Why you need to become a container expert
Containers are trendy. Is that sufficient reason to specialise in the things? In essence, of course, it is always interesting to stay up to date on upcoming technology. But when it comes to containers, there are additional arguments.
1. Virtual machines
If you want to follow the technology world closely, you can’t ignore containers. You might almost think that these days, everyone develops cloud native applications with microservices in mind. In practice, of course, that is not the case. The faithful old virtual machine is far from dead and has its own advantages. Nevertheless, there are positives to becoming a container expert.
Let’s first take a look at why containers are necessary. In the beginning, there was the physical server, with an operating system and an accompanying application. This approach was sufficient until Moore’s law meant that the processing power of even modest servers began to exceed the demand of many applications.
In the early 2000s, the solution appeared with virtualisation. The technology allows you to run several virtual computers on one physical server. Every virtual machine (VM) has its own operating system with an application. VMs have now become a commodity.
2. Light and flexible
Containers go a step further. A VM has to include a digital computer with its own operating system and soon reaches several gigabytes, even when only one simple application runs on it. The container resolves that problem by bagging an application that only has those components of the OS that are necessary to run the application. So a container weighs just a few megabytes.
You are familiar with the advantages: by definition, these things have an app and the related dependencies on board, so they are portable. Containers can be started up very easily and they are small, which benefits scalability. In addition, they encourage working with microservices. So you no longer have to develop a large, monolithic application. Instead, you build an application of various components that run individually in containers. These components can be easily processed and updated. That brings a bonus: if something goes wrong with one component, the entire underlying application does not go offline.
3. The downside
So why doesn’t everyone use containers today? Two major disadvantages stand in the way of adoption, and the second of these in particular makes it very attractive for developers to go into this technology in more depth.
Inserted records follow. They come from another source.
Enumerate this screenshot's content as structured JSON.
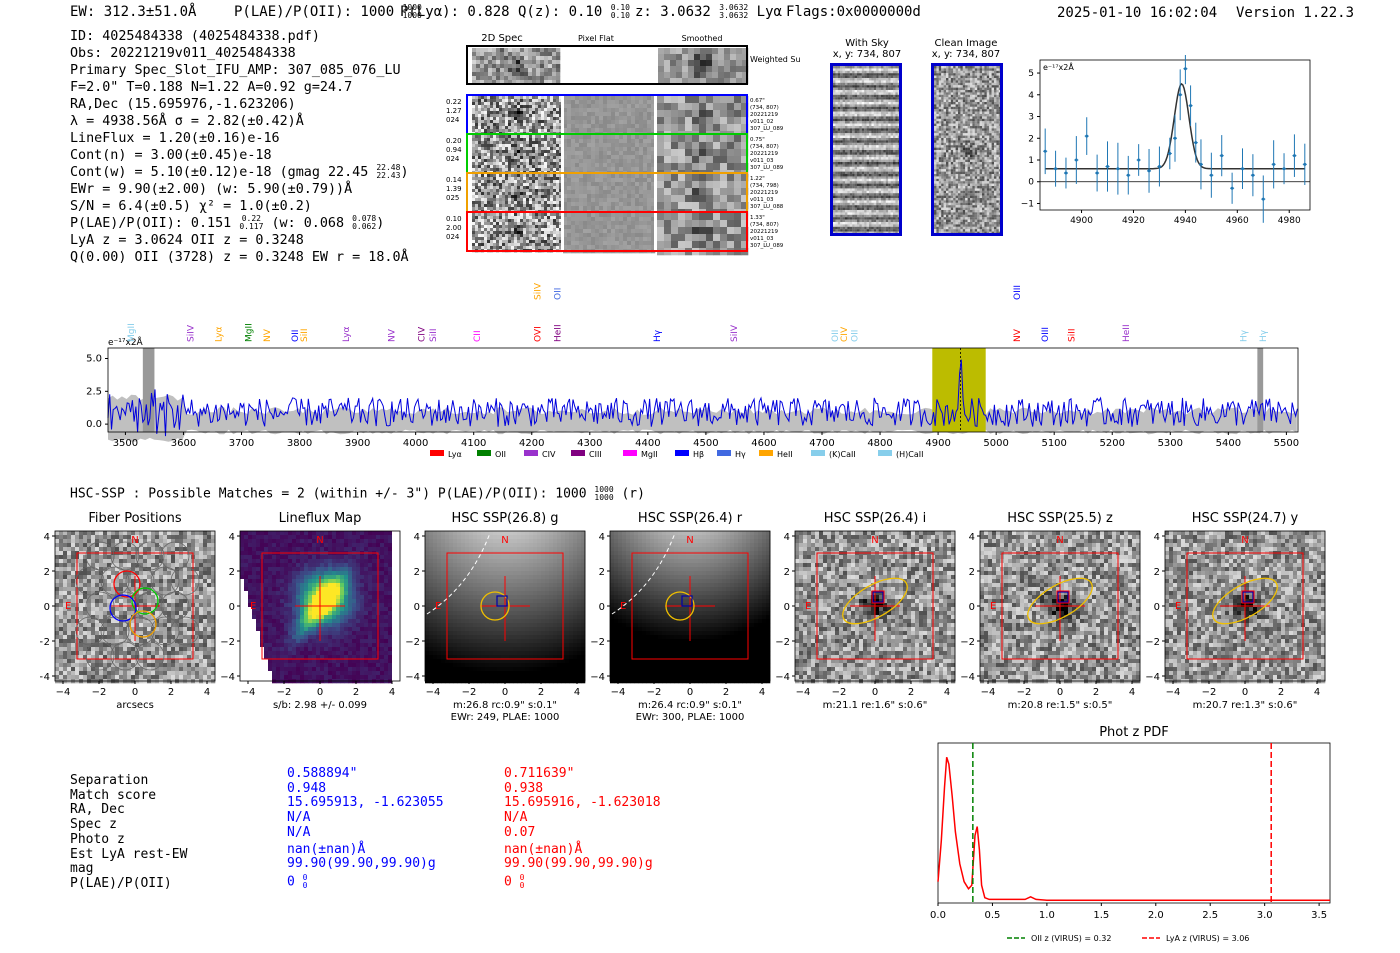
{
  "header": {
    "ew": "EW: 312.3±51.0Å",
    "plae_label": "P(LAE)/P(OII): 1000",
    "plae_sup": "1000",
    "plae_sub": "1000",
    "plya": "P(Lyα): 0.828",
    "qz_label": "Q(z): 0.10",
    "qz_sup": "0.10",
    "qz_sub": "0.10",
    "z_label": "z: 3.0632",
    "z_sup": "3.0632",
    "z_sub": "3.0632",
    "z_line": "Lyα",
    "flags": "Flags:0x0000000d",
    "datetime": "2025-01-10 16:02:04",
    "version": "Version 1.22.3"
  },
  "info": {
    "id": "ID: 4025484338 (4025484338.pdf)",
    "obs": "Obs: 20221219v011_4025484338",
    "primary": "Primary Spec_Slot_IFU_AMP: 307_085_076_LU",
    "fiber": "F=2.0\"  T=0.188  N=1.22  A=0.92  g=24.7",
    "radec": "RA,Dec (15.695976,-1.623206)",
    "lambda": "λ = 4938.56Å  σ = 2.82(±0.42)Å",
    "lineflux": "LineFlux = 1.20(±0.16)e-16",
    "contn": "Cont(n) = 3.00(±0.45)e-18",
    "contw": "Cont(w) = 5.10(±0.12)e-18 (gmag 22.45",
    "contw_sup": "22.48",
    "contw_sub": "22.43",
    "contw_end": ")",
    "ewr": "EWr = 9.90(±2.00) (w: 5.90(±0.79))Å",
    "sn": "S/N = 6.4(±0.5)  χ² = 1.0(±0.2)",
    "plae": "P(LAE)/P(OII): 0.151",
    "plae_sup": "0.22",
    "plae_sub": "0.117",
    "plae_w": "(w: 0.068",
    "plae_w_sup": "0.078",
    "plae_w_sub": "0.062",
    "plae_end": ")",
    "lya_z": "LyA z = 3.0624  OII z = 0.3248",
    "q": "Q(0.00) OII (3728) z = 0.3248  EW r = 18.0Å"
  },
  "spec2d": {
    "col_labels": [
      "2D Spec",
      "Pixel Flat",
      "Smoothed"
    ],
    "weighted": "Weighted Sum",
    "rows": [
      {
        "left": [
          "0.22",
          "1.27",
          "024"
        ],
        "right": [
          "0.67\"",
          "(734, 807)",
          "20221219",
          "v011_02",
          "307_LU_089"
        ],
        "color": "#0000ff"
      },
      {
        "left": [
          "0.20",
          "0.94",
          "024"
        ],
        "right": [
          "0.75\"",
          "(734, 807)",
          "20221219",
          "v011_03",
          "307_LU_089"
        ],
        "color": "#00cc00"
      },
      {
        "left": [
          "0.14",
          "1.39",
          "025"
        ],
        "right": [
          "1.22\"",
          "(734, 798)",
          "20221219",
          "v011_03",
          "307_LU_088"
        ],
        "color": "#f0a000"
      },
      {
        "left": [
          "0.10",
          "2.00",
          "024"
        ],
        "right": [
          "1.33\"",
          "(734, 807)",
          "20221219",
          "v011_03",
          "307_LU_089"
        ],
        "color": "#ff0000"
      }
    ]
  },
  "sky": {
    "with_sky": "With Sky",
    "with_sky_xy": "x, y: 734, 807",
    "clean": "Clean Image",
    "clean_xy": "x, y: 734, 807"
  },
  "zoom_spec": {
    "ylabel": "e⁻¹⁷x2Å",
    "xticks": [
      "4900",
      "4920",
      "4940",
      "4960",
      "4980"
    ],
    "yticks": [
      "5",
      "4",
      "3",
      "2",
      "1",
      "0",
      "−1"
    ]
  },
  "full_spec": {
    "ylabel": "e⁻¹⁷x2Å",
    "yticks": [
      "5.0",
      "2.5",
      "0.0"
    ],
    "xticks": [
      "3500",
      "3600",
      "3700",
      "3800",
      "3900",
      "4000",
      "4100",
      "4200",
      "4300",
      "4400",
      "4500",
      "4600",
      "4700",
      "4800",
      "4900",
      "5000",
      "5100",
      "5200",
      "5300",
      "5400",
      "5500"
    ],
    "legend": [
      {
        "label": "Lyα",
        "color": "#ff0000"
      },
      {
        "label": "OII",
        "color": "#008000"
      },
      {
        "label": "CIV",
        "color": "#9932cc"
      },
      {
        "label": "CIII",
        "color": "#800080"
      },
      {
        "label": "MgII",
        "color": "#ff00ff"
      },
      {
        "label": "Hβ",
        "color": "#0000ff"
      },
      {
        "label": "Hγ",
        "color": "#4169e1"
      },
      {
        "label": "HeII",
        "color": "#ffa500"
      },
      {
        "label": "(K)CaII",
        "color": "#87ceeb"
      },
      {
        "label": "(H)CaII",
        "color": "#87ceeb"
      }
    ],
    "lines": [
      {
        "label": "MgII",
        "wl": 3510,
        "color": "#87ceeb",
        "tier": 0
      },
      {
        "label": "SiIV",
        "wl": 3612,
        "color": "#9932cc",
        "tier": 0
      },
      {
        "label": "Lyα",
        "wl": 3660,
        "color": "#ffa500",
        "tier": 0
      },
      {
        "label": "MgII",
        "wl": 3712,
        "color": "#008000",
        "tier": 0
      },
      {
        "label": "NV",
        "wl": 3744,
        "color": "#ffa500",
        "tier": 0
      },
      {
        "label": "OII",
        "wl": 3792,
        "color": "#0000ff",
        "tier": 0
      },
      {
        "label": "SiII",
        "wl": 3808,
        "color": "#ffa500",
        "tier": 0
      },
      {
        "label": "Lyα",
        "wl": 3880,
        "color": "#9932cc",
        "tier": 0
      },
      {
        "label": "NV",
        "wl": 3958,
        "color": "#9932cc",
        "tier": 0
      },
      {
        "label": "CIV",
        "wl": 4010,
        "color": "#800080",
        "tier": 0
      },
      {
        "label": "SiII",
        "wl": 4030,
        "color": "#9932cc",
        "tier": 0
      },
      {
        "label": "CII",
        "wl": 4106,
        "color": "#ff00ff",
        "tier": 0
      },
      {
        "label": "SiIV",
        "wl": 4210,
        "color": "#ffa500",
        "tier": 2
      },
      {
        "label": "OVI",
        "wl": 4210,
        "color": "#ff0000",
        "tier": 0
      },
      {
        "label": "OII",
        "wl": 4244,
        "color": "#4169e1",
        "tier": 2
      },
      {
        "label": "HeII",
        "wl": 4244,
        "color": "#800080",
        "tier": 0
      },
      {
        "label": "Hγ",
        "wl": 4416,
        "color": "#0000ff",
        "tier": 0
      },
      {
        "label": "SiIV",
        "wl": 4548,
        "color": "#9932cc",
        "tier": 0
      },
      {
        "label": "OII",
        "wl": 4722,
        "color": "#87ceeb",
        "tier": 0
      },
      {
        "label": "CIV",
        "wl": 4738,
        "color": "#ffa500",
        "tier": 0
      },
      {
        "label": "OII",
        "wl": 4756,
        "color": "#87ceeb",
        "tier": 0
      },
      {
        "label": "OIII",
        "wl": 5036,
        "color": "#0000ff",
        "tier": 2
      },
      {
        "label": "NV",
        "wl": 5036,
        "color": "#ff0000",
        "tier": 0
      },
      {
        "label": "OIII",
        "wl": 5084,
        "color": "#0000ff",
        "tier": 0
      },
      {
        "label": "SiII",
        "wl": 5130,
        "color": "#ff0000",
        "tier": 0
      },
      {
        "label": "HeII",
        "wl": 5224,
        "color": "#9932cc",
        "tier": 0
      },
      {
        "label": "Hγ",
        "wl": 5426,
        "color": "#87ceeb",
        "tier": 0
      },
      {
        "label": "Hγ",
        "wl": 5460,
        "color": "#87ceeb",
        "tier": 0
      }
    ]
  },
  "hsc": {
    "title": "HSC-SSP : Possible Matches = 2 (within +/- 3\")  P(LAE)/P(OII): 1000",
    "title_sup": "1000",
    "title_sub": "1000",
    "title_end": "(r)",
    "panels": [
      {
        "title": "Fiber Positions",
        "caption1": "arcsecs",
        "caption2": ""
      },
      {
        "title": "Lineflux Map",
        "caption1": "s/b: 2.98 +/- 0.099",
        "caption2": ""
      },
      {
        "title": "HSC SSP(26.8) g",
        "caption1": "m:26.8 rc:0.9\"  s:0.1\"",
        "caption2": "EWr: 249, PLAE: 1000"
      },
      {
        "title": "HSC SSP(26.4) r",
        "caption1": "m:26.4 rc:0.9\"  s:0.1\"",
        "caption2": "EWr: 300, PLAE: 1000"
      },
      {
        "title": "HSC SSP(26.4) i",
        "caption1": "m:21.1  re:1.6\"  s:0.6\"",
        "caption2": ""
      },
      {
        "title": "HSC SSP(25.5) z",
        "caption1": "m:20.8  re:1.5\"  s:0.5\"",
        "caption2": ""
      },
      {
        "title": "HSC SSP(24.7) y",
        "caption1": "m:20.7  re:1.3\"  s:0.6\"",
        "caption2": ""
      }
    ],
    "ticks": [
      "4",
      "2",
      "0",
      "−2",
      "−4"
    ],
    "xticks": [
      "−4",
      "−2",
      "0",
      "2",
      "4"
    ],
    "north": "N",
    "east": "E"
  },
  "compare": {
    "labels": [
      "Separation",
      "Match score",
      "RA, Dec",
      "Spec z",
      "Photo z",
      "Est LyA rest-EW",
      "mag",
      "P(LAE)/P(OII)"
    ],
    "blue": [
      "0.588894\"",
      "0.948",
      "15.695913, -1.623055",
      "N/A",
      "N/A",
      "nan(±nan)Å",
      "99.90(99.90,99.90)g",
      "0"
    ],
    "red": [
      "0.711639\"",
      "0.938",
      "15.695916, -1.623018",
      "N/A",
      "0.07",
      "nan(±nan)Å",
      "99.90(99.90,99.90)g",
      "0"
    ],
    "zero": "0"
  },
  "colors": {
    "blue": "#0000ff",
    "red": "#ff0000",
    "spectrum": "#0000dd",
    "zoom": "#1f77b4",
    "band": "#bcbc00"
  },
  "chart_data": [
    {
      "type": "line",
      "title": "",
      "xlabel": "",
      "ylabel": "e-17x2Å",
      "xlim": [
        4884,
        4988
      ],
      "ylim": [
        -1.3,
        5.6
      ],
      "x": [
        4886,
        4890,
        4894,
        4898,
        4902,
        4906,
        4910,
        4914,
        4918,
        4922,
        4926,
        4930,
        4934,
        4936,
        4938,
        4940,
        4942,
        4944,
        4946,
        4950,
        4954,
        4958,
        4962,
        4966,
        4970,
        4974,
        4978,
        4982,
        4986
      ],
      "values": [
        1.4,
        0.6,
        0.4,
        1.0,
        2.1,
        0.4,
        0.7,
        0.6,
        0.3,
        1.0,
        0.5,
        0.7,
        1.3,
        2.0,
        4.0,
        5.2,
        3.5,
        1.8,
        0.8,
        0.3,
        1.2,
        -0.3,
        0.6,
        0.3,
        -0.8,
        0.8,
        0.6,
        1.2,
        0.8
      ],
      "fit": {
        "amplitude": 3.9,
        "center": 4938.56,
        "sigma": 2.82,
        "continuum": 0.6
      }
    },
    {
      "type": "line",
      "title": "",
      "xlabel": "Wavelength (Å)",
      "ylabel": "e-17x2Å",
      "xlim": [
        3470,
        5520
      ],
      "ylim": [
        -0.6,
        5.8
      ],
      "highlight_band": [
        4890,
        4982
      ],
      "line_center": 4938.56,
      "peak_value": 4.2,
      "noise_level": 1.0
    },
    {
      "type": "line",
      "title": "Phot z PDF",
      "xlabel": "",
      "ylabel": "",
      "xlim": [
        0.0,
        3.6
      ],
      "xticks": [
        "0.0",
        "0.5",
        "1.0",
        "1.5",
        "2.0",
        "2.5",
        "3.0",
        "3.5"
      ],
      "x": [
        0.0,
        0.03,
        0.06,
        0.08,
        0.1,
        0.13,
        0.16,
        0.2,
        0.24,
        0.28,
        0.31,
        0.34,
        0.36,
        0.38,
        0.4,
        0.43,
        0.47,
        0.55,
        0.7,
        0.8,
        0.85,
        0.9,
        1.0,
        1.5,
        2.0,
        2.5,
        3.0,
        3.5,
        3.6
      ],
      "values": [
        0.12,
        0.35,
        0.65,
        0.82,
        0.78,
        0.6,
        0.4,
        0.22,
        0.12,
        0.08,
        0.1,
        0.38,
        0.43,
        0.3,
        0.1,
        0.03,
        0.02,
        0.02,
        0.02,
        0.02,
        0.035,
        0.02,
        0.015,
        0.015,
        0.015,
        0.015,
        0.015,
        0.015,
        0.015
      ],
      "markers": [
        {
          "label": "OII z (VIRUS) = 0.32",
          "value": 0.32,
          "color": "#008000"
        },
        {
          "label": "LyA z (VIRUS) = 3.06",
          "value": 3.06,
          "color": "#ff0000"
        }
      ]
    }
  ]
}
The first disadvantage is technical and relates to security. Various VMs on one server are almost entirely separate from one another. In practice, applications from two different companies can run in the cloud on VMs on the same physical server without any risk. These things have their own OS and chat with their own virtualised version of the underlying hardware.
Containers admittedly have their own dependencies on board, but they share one operating system on a server. So this OS is only installed once, which makes the container so light and portable, but theoretically also involves a security risk. Anyone who can fiddle with the OS on which containers run can in theory invade all containers.
4. Disadvantage or advantage?
The second disadvantage is practical: containers are relatively new and few IT people are real experts in this field. So a developer with experience in cloud native development with containers is a very rare being. Organisations wishing to embrace containers come up against a shortage of qualified staff.
Perhaps an organisation wants to convert the legacy infrastructure into handy, future-proof container applications, but lacks available experts. And since the right profiles are rare, they come with a premium. The salaries are higher, so the applications are somewhat more expensive. That financial detail, combined with the bottleneck of availability, prevents large-scale adoption.
Annoying for companies, handy for you. Those with the right qualifications have a very popular profile, even among IT people who are already highly prized. Setting aside all the other advantages and disadvantage of containers, that is the main argument for honing your knowledge or keeping it up to standard.